L'idea bizzarra è di Steve Smith, fondatore della Veitis, grande appassionato di moto e di barche. Il suo problema ero quello di sporcare di benzina e grasso il suo yacht e così ebbe l'idea di prendere una BSA Bantam del 1953 e dotarla di un motore elettrico al posto di quello tradizionale. Andò così bene che oggi la cosa sta diventando un business. Lo ha raccontato Smith stesso ai colleghi inglesi di MCN: «Ho iniziato con un BSA a benzina circa tre anni e mezzo fa, ma ogni volta che la portavo a bordo dello yacht dovevo scaricare tutta la benzina e avvolgerla negli stracci per non farle gocciolare olio dappertutto. Iniziai a pensare ai veicoli elettrici, così ho comprato un telaio Bantam identico e un motore elettrico economico e ho realizzato il mio primo prototipo. Ha funzionato molto bene e ora continuo a ricevere richieste tramite Instagram. Ora riadatto anche vecchi telai». Aggiunge Smith a MCN: «Insieme a Malcolm Shepherson della Metal Malarkey, società di ingegneria, abbiamo progettato un nuovo telaio e abbiamo deciso come volevamo fare il motore».
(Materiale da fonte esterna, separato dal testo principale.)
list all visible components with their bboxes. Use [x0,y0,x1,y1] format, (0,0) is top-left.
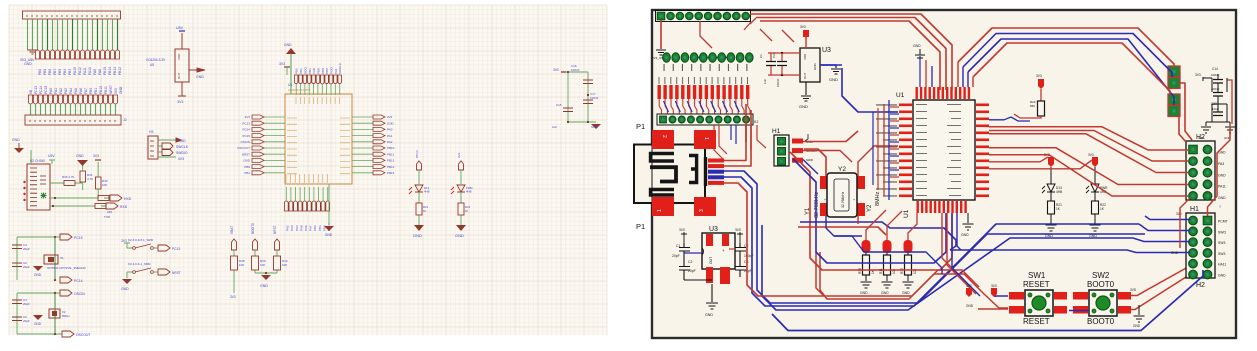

OBIETTIVI 2019 - L'obiettivo di Smith per il prossimo anno è quello di arrivare a produrre 50 esemplari in un anno a un prezzo di circa 40 mila sterline a esemplare. Le batterie del motore sono della Panasonic e sviluppano 11 kw di potenza. La velocità massima raggiunta finora è di 70 miglia all'ora con una autonomia di 100 miglia.